Tak jest to propozycja dajaca zbudowac wielkie konto. Ale wielkie konto nie oznacza niepokonanego. Wielkie konto nie zawsze musi byc silne. Silne moze byc plemie, grupa - nigdy pojedynczy gracz. By otrzymac jakies konto w calosci musisz grac grupowo, a to juz inna klasa gry i graczy niz Ci o których mówicie... Na razie jedyny Wasz argument to wlasnie ten ze ktos moze miec wielkie konto! I ze to wcale nie musi byc wasz przyjaciel. Zapewniam Was ze on tez musial sie natrudzic by to zgromadzic, bo plemiona to nie tylko cyferki i impulski - to czas, przelane klawiatura na ekran slowa i tresci, to wirtualne wyobrazenie danego gracza, jesli wiec jakis gracz uwaza innego za godnego by miec jego wsie i dac sobie samemu odpoczynek od tej gry to czemu sie tego boicie. Moze to byloby lepsze niz multikonta, oszukiwanie i klamanie innych graczy swego i wrogiego plemienia. Masz wioski i musisz je obronic, to prostsze niz ciagle skakanie po zastach i kontach na dzielonym. Grasz na swój rachunek, a taki podarunek tez moze okazac sie szalenie satyfakcjonujacym momentem w grze...
Daliscie jeden mglisty argument przeciwny, który tak naprawde juz istnial i istniec bedzie zawsze (to ze ktos stara sie oszukac i zdobyc cos latwiej). Nic poza tym.

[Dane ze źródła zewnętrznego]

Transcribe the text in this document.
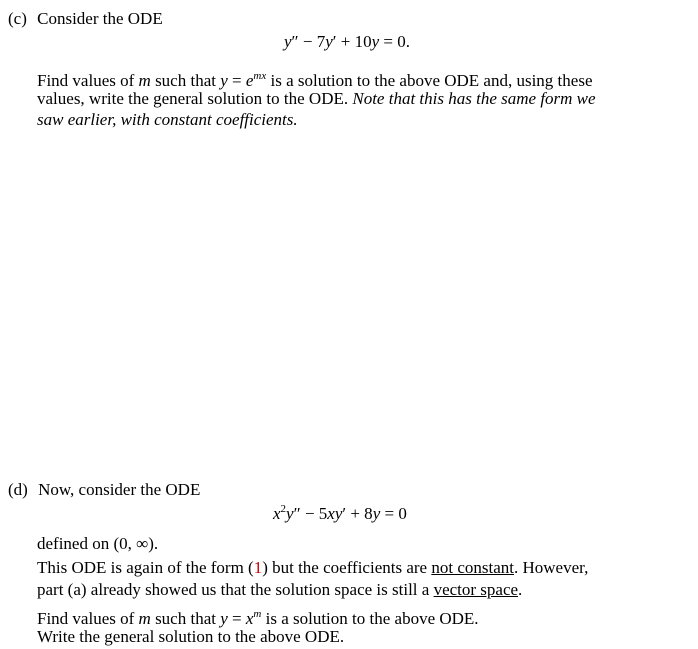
(c) Consider the ODE
y″ − 7y′ + 10y = 0.
Find values of m such that $y = e^{mx}$ is a solution to the above ODE and, using these
values, write the general solution to the ODE. Note that this has the same form we
saw earlier, with constant coefficients.
(d) Now, consider the ODE
$x^2y'' - 5xy' + 8y = 0$
defined on (0, ∞).
This ODE is again of the form (1) but the coefficients are not constant. However,
part (a) already showed us that the solution space is still a vector space.
Find values of m such that $y = x^m$ is a solution to the above ODE.
Write the general solution to the above ODE.
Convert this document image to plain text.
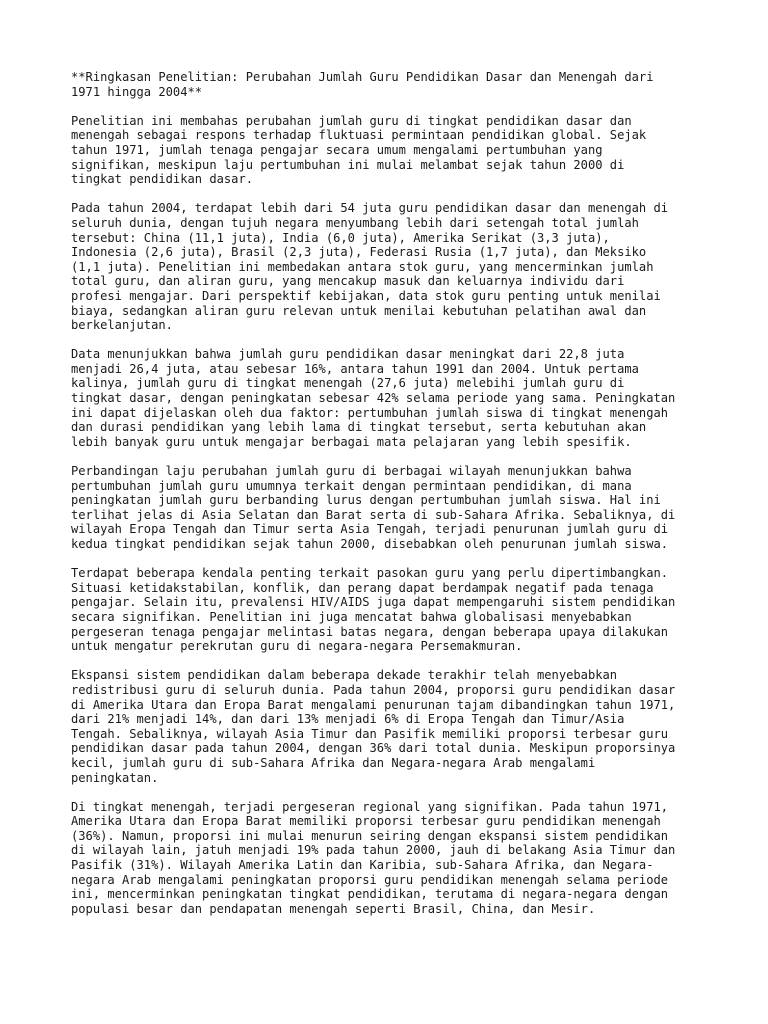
**Ringkasan Penelitian: Perubahan Jumlah Guru Pendidikan Dasar dan Menengah dari
1971 hingga 2004**
Penelitian ini membahas perubahan jumlah guru di tingkat pendidikan dasar dan
menengah sebagai respons terhadap fluktuasi permintaan pendidikan global. Sejak
tahun 1971, jumlah tenaga pengajar secara umum mengalami pertumbuhan yang
signifikan, meskipun laju pertumbuhan ini mulai melambat sejak tahun 2000 di
tingkat pendidikan dasar.
Pada tahun 2004, terdapat lebih dari 54 juta guru pendidikan dasar dan menengah di
seluruh dunia, dengan tujuh negara menyumbang lebih dari setengah total jumlah
tersebut: China (11,1 juta), India (6,0 juta), Amerika Serikat (3,3 juta),
Indonesia (2,6 juta), Brasil (2,3 juta), Federasi Rusia (1,7 juta), dan Meksiko
(1,1 juta). Penelitian ini membedakan antara stok guru, yang mencerminkan jumlah
total guru, dan aliran guru, yang mencakup masuk dan keluarnya individu dari
profesi mengajar. Dari perspektif kebijakan, data stok guru penting untuk menilai
biaya, sedangkan aliran guru relevan untuk menilai kebutuhan pelatihan awal dan
berkelanjutan.
Data menunjukkan bahwa jumlah guru pendidikan dasar meningkat dari 22,8 juta
menjadi 26,4 juta, atau sebesar 16%, antara tahun 1991 dan 2004. Untuk pertama
kalinya, jumlah guru di tingkat menengah (27,6 juta) melebihi jumlah guru di
tingkat dasar, dengan peningkatan sebesar 42% selama periode yang sama. Peningkatan
ini dapat dijelaskan oleh dua faktor: pertumbuhan jumlah siswa di tingkat menengah
dan durasi pendidikan yang lebih lama di tingkat tersebut, serta kebutuhan akan
lebih banyak guru untuk mengajar berbagai mata pelajaran yang lebih spesifik.
Perbandingan laju perubahan jumlah guru di berbagai wilayah menunjukkan bahwa
pertumbuhan jumlah guru umumnya terkait dengan permintaan pendidikan, di mana
peningkatan jumlah guru berbanding lurus dengan pertumbuhan jumlah siswa. Hal ini
terlihat jelas di Asia Selatan dan Barat serta di sub-Sahara Afrika. Sebaliknya, di
wilayah Eropa Tengah dan Timur serta Asia Tengah, terjadi penurunan jumlah guru di
kedua tingkat pendidikan sejak tahun 2000, disebabkan oleh penurunan jumlah siswa.
Terdapat beberapa kendala penting terkait pasokan guru yang perlu dipertimbangkan.
Situasi ketidakstabilan, konflik, dan perang dapat berdampak negatif pada tenaga
pengajar. Selain itu, prevalensi HIV/AIDS juga dapat mempengaruhi sistem pendidikan
secara signifikan. Penelitian ini juga mencatat bahwa globalisasi menyebabkan
pergeseran tenaga pengajar melintasi batas negara, dengan beberapa upaya dilakukan
untuk mengatur perekrutan guru di negara-negara Persemakmuran.
Ekspansi sistem pendidikan dalam beberapa dekade terakhir telah menyebabkan
redistribusi guru di seluruh dunia. Pada tahun 2004, proporsi guru pendidikan dasar
di Amerika Utara dan Eropa Barat mengalami penurunan tajam dibandingkan tahun 1971,
dari 21% menjadi 14%, dan dari 13% menjadi 6% di Eropa Tengah dan Timur/Asia
Tengah. Sebaliknya, wilayah Asia Timur dan Pasifik memiliki proporsi terbesar guru
pendidikan dasar pada tahun 2004, dengan 36% dari total dunia. Meskipun proporsinya
kecil, jumlah guru di sub-Sahara Afrika dan Negara-negara Arab mengalami
peningkatan.
Di tingkat menengah, terjadi pergeseran regional yang signifikan. Pada tahun 1971,
Amerika Utara dan Eropa Barat memiliki proporsi terbesar guru pendidikan menengah
(36%). Namun, proporsi ini mulai menurun seiring dengan ekspansi sistem pendidikan
di wilayah lain, jatuh menjadi 19% pada tahun 2000, jauh di belakang Asia Timur dan
Pasifik (31%). Wilayah Amerika Latin dan Karibia, sub-Sahara Afrika, dan Negara-
negara Arab mengalami peningkatan proporsi guru pendidikan menengah selama periode
ini, mencerminkan peningkatan tingkat pendidikan, terutama di negara-negara dengan
populasi besar dan pendapatan menengah seperti Brasil, China, dan Mesir.
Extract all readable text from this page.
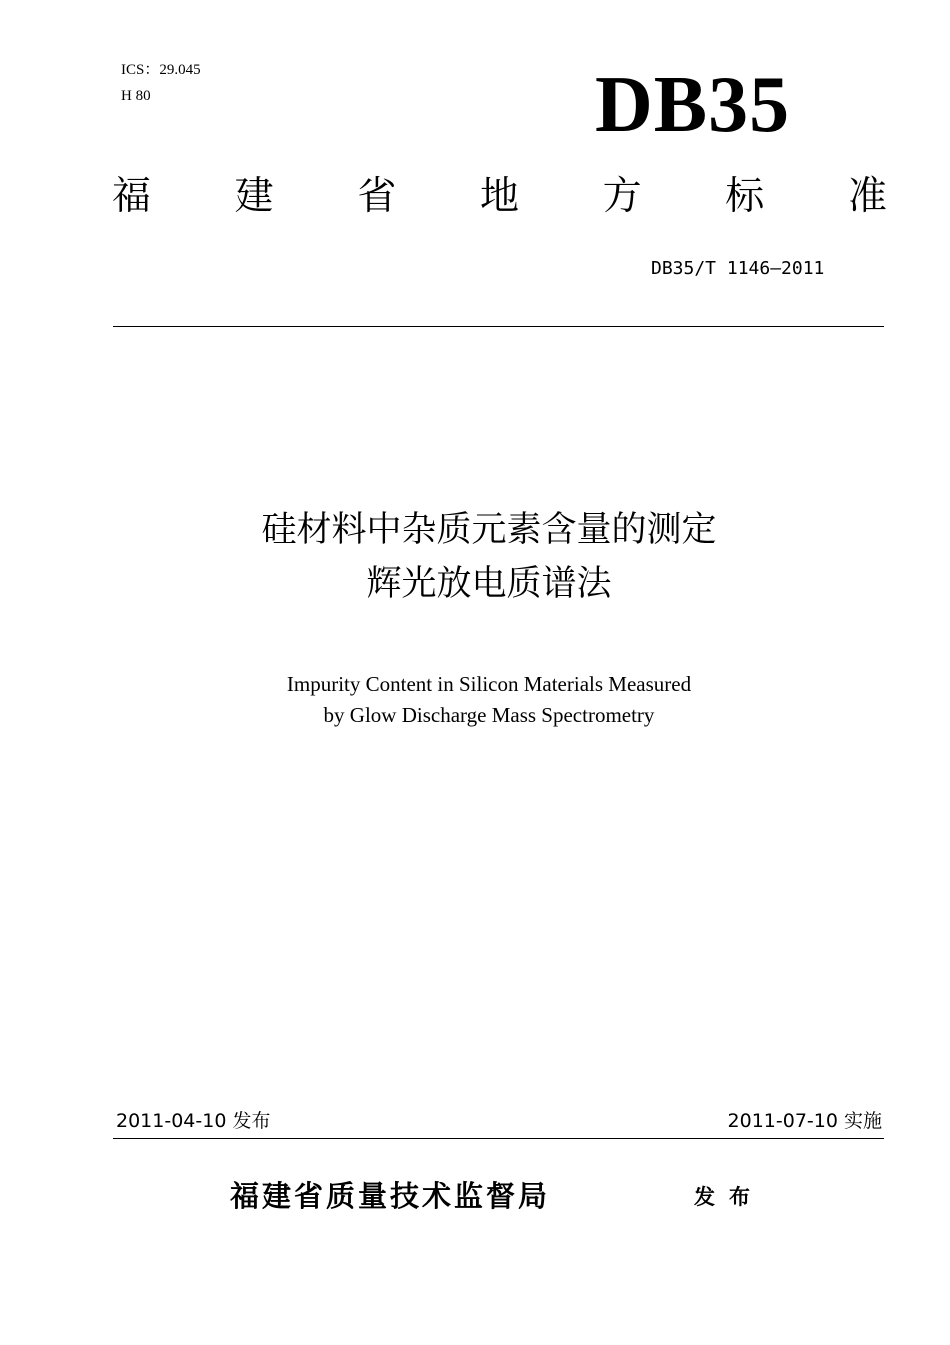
ICS：29.045
H 80	DB35
福 建 省 地 方 标 准
DB35/T 1146—2011
硅材料中杂质元素含量的测定
辉光放电质谱法
Impurity Content in Silicon Materials Measured
by Glow Discharge Mass Spectrometry
2011-04-10 发布	2011-07-10 实施
福建省质量技术监督局	发布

Ja dalem propozycje która da wieksza zabawe tam gdzie o nia trudno, zmiejszam poziom napiecia towarzyszacy sytuacji konca gry jakiegos wspólplemienca, wszystko podalem logicznie i nie za darmo, ale za cene pewnego przystopowania, czemu mozna przeciez tez zaradzic, prawda?
Wiec licze na cos bardziej konstruktywnego w dyskusji niz Wasz strach i ludzka ciemna strone osobowosci... Bo tylko tak mozna Wasze wypowiedzi podsumowac.